Он поднял голову, встал. Шапка была у него в руках – жарко весной в такой плотной, – на голове топорщились неровными кустиками пятна щетины.
– Гелиндже, – сказал он.
– Тебя выпустили.
– Я никогда этого не трогал, даже в перчатках. Никогда. Его приносили, уносили, я не касался. А позавчера пришел следователь, сказал – тех, чье это было, взяли, там их пальцы, все совпало.
– И отпустили?
– Ну, он сказал, если бы про меня не спрашивали так часто… А так вот.
Эля протянула куртку.
– Сирожиддин сегодня не дома. Пойдем, я тебя в какой-нибудь макдак свожу, а потом поищем хостел потише, к себе я тебя, извини, не поведу, ты же видел, что там.

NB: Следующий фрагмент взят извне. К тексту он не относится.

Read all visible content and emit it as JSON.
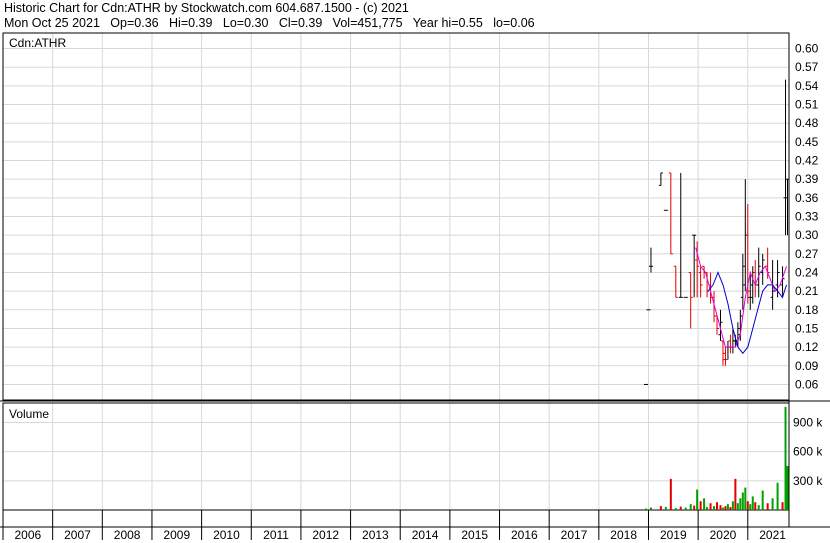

– Видел, – кивнул он с непроницаемым лицом, – но у меня денег вообще нет.
– Ерунда, Сирожиддин с зарплаты отдаст, а там уже и сам устроишься, – пообещала Эля.
– Сирожиддин. С зарплаты, – сказал Нахимджон и зажмурился. – С зарплаты.
«В твоем сердце Сирожиддин все еще размером с Варьку», – весело подумала Эля, всучила Нахимджону куртку и потащила его прочь. Еще надо написать Ане, чтобы она что-то соврала хозяйке. Ох. Покой нам только снится.